Author: Chip Daniels, CoinDesk; Compiler: Baishui, Golden Finance
President Trump's proposal for the federal government to hold cryptocurrencies has been met with pushback from some media and politicians, with dire warnings about the impact on the dollar. But the reality of Trump's proposal is very different from what Trump's hysterical critics portray. BTC poses no threat to the dollar, and the U.S. government's holding of BTC or any other digital currency is not an endorsement.
According to the International Monetary Fund, as of December 2024, the U.S. dollar remains the world's dominant currency, accounting for nearly 60% of all currencies held by central banks. Unlike fiat currencies, Bitcoin and other cryptocurrencies are not regulated by any central bank. Therefore, Bitcoin issuers can never have an adversarial relationship with Bitcoin issuers.
Most of the foreign exchange reserves held by the United States are in euros and yuan. But no one is asking the United States to stop holding euros. That's because holding a currency as a reserve does not represent an endorsement of that currency.
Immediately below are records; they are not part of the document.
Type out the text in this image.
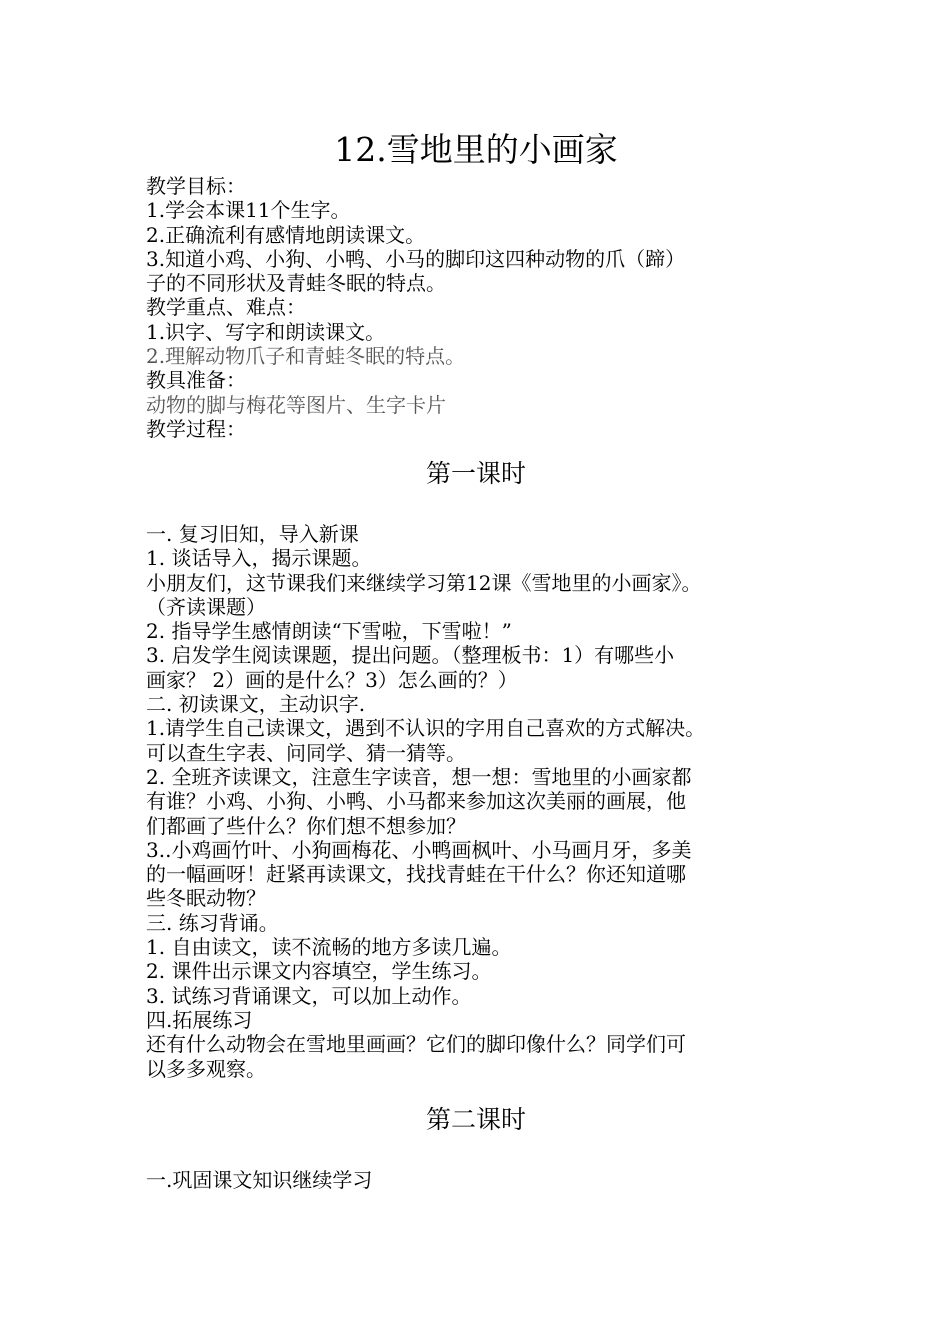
12.雪地里的小画家
教学目标：
1.学会本课11个生字。
2.正确流利有感情地朗读课文。
3.知道小鸡、小狗、小鸭、小马的脚印这四种动物的爪（蹄）
子的不同形状及青蛙冬眠的特点。
教学重点、难点：
1.识字、写字和朗读课文。
2.理解动物爪子和青蛙冬眠的特点。
教具准备：
动物的脚与梅花等图片、生字卡片
教学过程：
第一课时
一. 复习旧知，导入新课
1. 谈话导入，揭示课题。
小朋友们，这节课我们来继续学习第12课《雪地里的小画家》。
（齐读课题）
2. 指导学生感情朗读“下雪啦，下雪啦！”
3. 启发学生阅读课题，提出问题。（整理板书：1）有哪些小
画家？ 2）画的是什么？3）怎么画的？）
二. 初读课文，主动识字.
1.请学生自己读课文，遇到不认识的字用自己喜欢的方式解决。
可以查生字表、问同学、猜一猜等。
2. 全班齐读课文，注意生字读音，想一想：雪地里的小画家都
有谁？小鸡、小狗、小鸭、小马都来参加这次美丽的画展，他
们都画了些什么？你们想不想参加？
3..小鸡画竹叶、小狗画梅花、小鸭画枫叶、小马画月牙，多美
的一幅画呀！赶紧再读课文，找找青蛙在干什么？你还知道哪
些冬眠动物？
三. 练习背诵。
1. 自由读文，读不流畅的地方多读几遍。
2. 课件出示课文内容填空，学生练习。
3. 试练习背诵课文，可以加上动作。
四.拓展练习
还有什么动物会在雪地里画画？它们的脚印像什么？同学们可
以多多观察。
第二课时
一.巩固课文知识继续学习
Countries hold foreign exchange reserves primarily for liquidity purposes - primarily to facilitate foreign trade with counterparties that use another currency. And, since BTC and ETH are the largest cryptocurrencies, with the most liquidity and the largest volume traded in USD, it makes sense for the US to hold these cryptocurrencies. On top of that, the USD is far larger than BTC. The USD is worth over 1,150 times more than BTC at $2.3 trillion, while BTC is around $2 billion. As of early 2024, BTC is only the 16th largest foreign currency in the world in terms of USD. So if the US held 50,000 BTC, it would represent less than 5% of its foreign exchange reserve holdings. Additionally, the US has large reserves of gold and silver, but neither of these currencies is currently used by any major country. It seems unlikely that these reserves held by the U.S. would be seen as an endorsement of gold as money, even though part of the reason the U.S. holds gold is that it is a great store of value.
Critics of cryptocurrencies argue that they have no intrinsic value — but that’s like saying a Picasso has no intrinsic value other than that of dried paint and an old canvas. A Picasso has social value and scarcity value — the same sources of value as BTC. Bitcoin’s social value stems from its purpose of functioning outside of government control. Its scarcity value supports BTC’s price and increases its utility as a store of value.
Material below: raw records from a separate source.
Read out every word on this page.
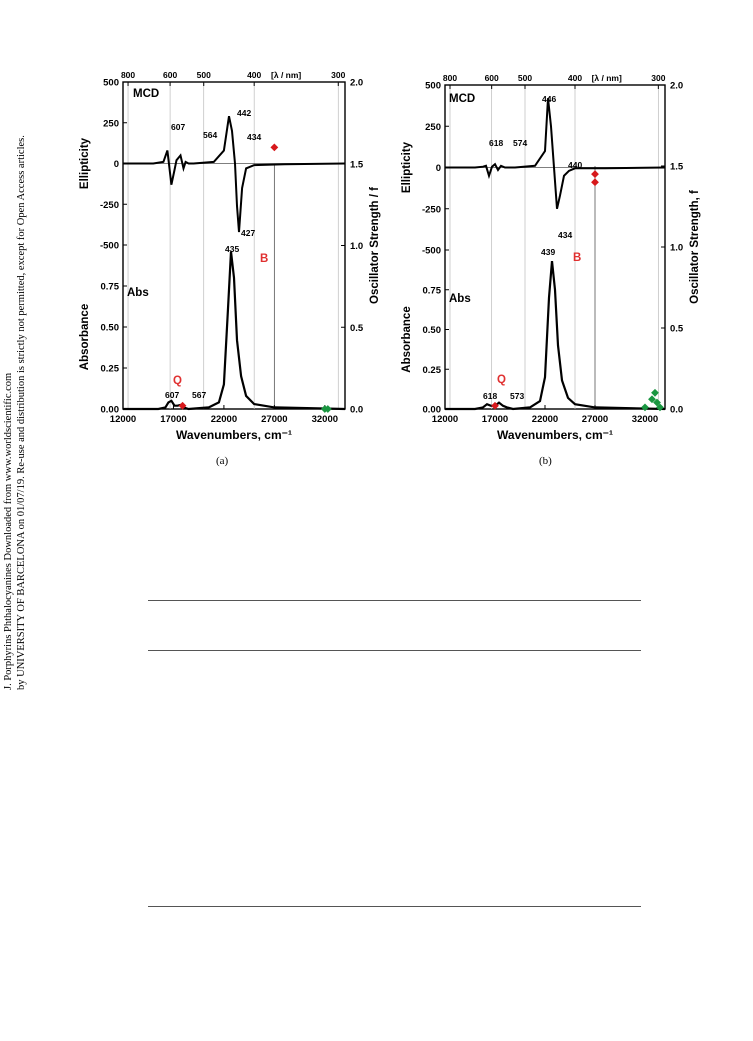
J. Porphyrins Phthalocyanines Downloaded from www.worldscientific.com by UNIVERSITY OF BARCELONA on 01/07/19. Re-use and distribution is strictly not permitted, except for Open Access articles.
800	600 500	400	300
[λ / nm]
12000	17000	22000	27000	32000
Wavenumbers, cm⁻¹
500
250
0
-250
-500
0.00
0.25
0.50
0.75
2.0
1.5
1.0
0.5
0.0
Ellipticity
Absorbance
Oscillator Strength / f
MCD
Abs
607
564
442
434
427
607 567
435
Q
B
(a)
800	600 500	400	300
[λ / nm]
12000 17000 22000 27000 32000
Wavenumbers, cm⁻¹
500
250
0
-250
-500
0.00
0.25
0.50
0.75
2.0
1.5
1.0
0.5
0.0
Ellipticity
Absorbance
Oscillator Strength, f
MCD
Abs
618 574
446
440
434
618 573
439
Q
B
(b)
There is another reason for the U.S. to hold virtual currencies. They represent a major leap forward in financial technology, and it is in the U.S.’s primary interest to be at the forefront of fintech. This is not only about making the U.S. the most efficient financial actor, but also about being best prepared for the changes that may come in the future. It turns out that blockchain technology has many uses beyond cryptocurrencies, including reducing transaction costs, which benefits all consumers.
So not only is Trump's proposal based on solid economic foundations and consistent with holding other foreign currencies, but it also promotes the development of the fintech industry. It's smart and far-sighted. Sounds like a win-win for the United States.